Like the original, Starhawk also has jets called “Hawks” that players can build on the fly, but the Hawks have received an amazing upgrade that allows them to instantly be transformed back and forth between the Hawk jet mode and a walking ground mech. The Hawks combined with other vehicles like tanks and trucks with mounted turrets make multiplayer matches pretty astonishing with basically two battles going on at once, one on the ground and one in the air. A lot of the time both battles will come together for pure craziness wherever the objectives are, all while massive factories and soldiers are falling from the skies and crashing into the ground (or players).
There aren’t many multiplayer games out there with vehicles that allow for multiple people to use at once effectively, like Halo and Battlefield do so well. But the vehicles work even better than both Halo and Battlefield and are key to capturing enemy flags on larger maps. Vehicles are also greatly balanced and easy for players on foot to go head-to-head with, so don’t worry about somebody getting into a jet and flying around in god mode as everyone else runs to hide. Whether controlling a soldier on the ground, in a tank, or in a hawk, the transition is always smooth and never disrupts the flow of the action. My only complaint would be that I wish the aiming controls while shooting on the ground were a little more precise. It can sometimes be a little frustrating when chasing an enemy amongst all the chaos and missing half your shots when they’re only twenty feet away because they’re frantically bunny-hopping and you haven’t yet mastered the aiming.

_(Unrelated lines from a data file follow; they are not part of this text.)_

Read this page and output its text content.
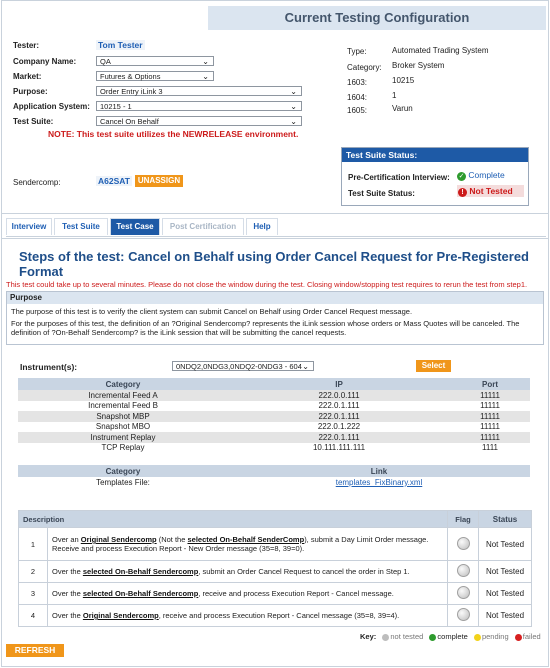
Current Testing Configuration
Tester:	Tom Tester
Company Name:	QA	⌄
Market:	Futures & Options	⌄
Purpose:	Order Entry iLink 3	⌄
Application System:	10215 - 1	⌄
Test Suite:	Cancel On Behalf	⌄
NOTE: This test suite utilizes the NEWRELEASE environment.
Sendercomp:	A62SAT UNASSIGN
Type:	Automated Trading System
Category: Broker System
1603:	10215
1604:	1
1605:	Varun
Test Suite Status:
Pre-Certification Interview: ✓ Complete
Test Suite Status:	! Not Tested
Interview	Test Suite	Test Case	Post Certification	Help
Steps of the test: Cancel on Behalf using Order Cancel Request for Pre-Registered Format
This test could take up to several minutes. Please do not close the window during the test. Closing window/stopping test requires to rerun the test from step1.
Purpose

The purpose of this test is to verify the client system can submit Cancel on Behalf using Order Cancel Request message.

For the purposes of this test, the definition of an ?Original Sendercomp? represents the iLink session whose orders or Mass Quotes will be canceled. The definition of ?On-Behalf Sendercomp? is the iLink session that will be submitting the cancel requests.

Instrument(s):	0NDQ2,0NDG3,0NDQ2-0NDG3 - 604 ⌄	Select
Category	IP	Port
Incremental Feed A	222.0.0.111	11111
Incremental Feed B	222.0.1.111	11111
Snapshot MBP	222.0.1.111	11111
Snapshot MBO	222.0.1.222	11111
Instrument Replay	222.0.1.111	11111
TCP Replay	10.111.111.111	1111
Category	Link
Templates File:	templates_FixBinary.xml
Description		Flag	Status
1	Over an Original Sendercomp (Not the selected On-Behalf SenderComp), submit a Day Limit Order message. Receive and process Execution Report - New Order message (35=8, 39=0).		Not Tested
2	Over the selected On-Behalf Sendercomp, submit an Order Cancel Request to cancel the order in Step 1.		Not Tested
3	Over the selected On-Behalf Sendercomp, receive and process Execution Report - Cancel message.		Not Tested
4	Over the Original Sendercomp, receive and process Execution Report - Cancel message (35=8, 39=4).		Not Tested
Key: not tested complete pending failed
REFRESH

With all new multiplayer innovations, mixed with spectacular team gameplay and good graphics that rarely lag with more onscreen chaos than anything we’ve ever seen, Starhawk’s gameplay is unlike anything before it – which is rare in today’s era of milking franchises and releasing sequels annually. It’s refreshing to see a developer take their time and release a true sequel that introduces new features that many other games will copy in the future. If anything, Lightbox should have maybe scrapped the singleplayer again in order to focus more on multiplayer and add a couple other objective-based modes, but with free DLC maps already announced instead of the current trend of Day 1 paid DLC, it’s hard to find fault in anything Lightbox has done or has planned for Starhawk‘s evolutionary multiplayer shooter-RTS hybrid experience. Starhawk gets a 4.5 out of 5 (Amazing).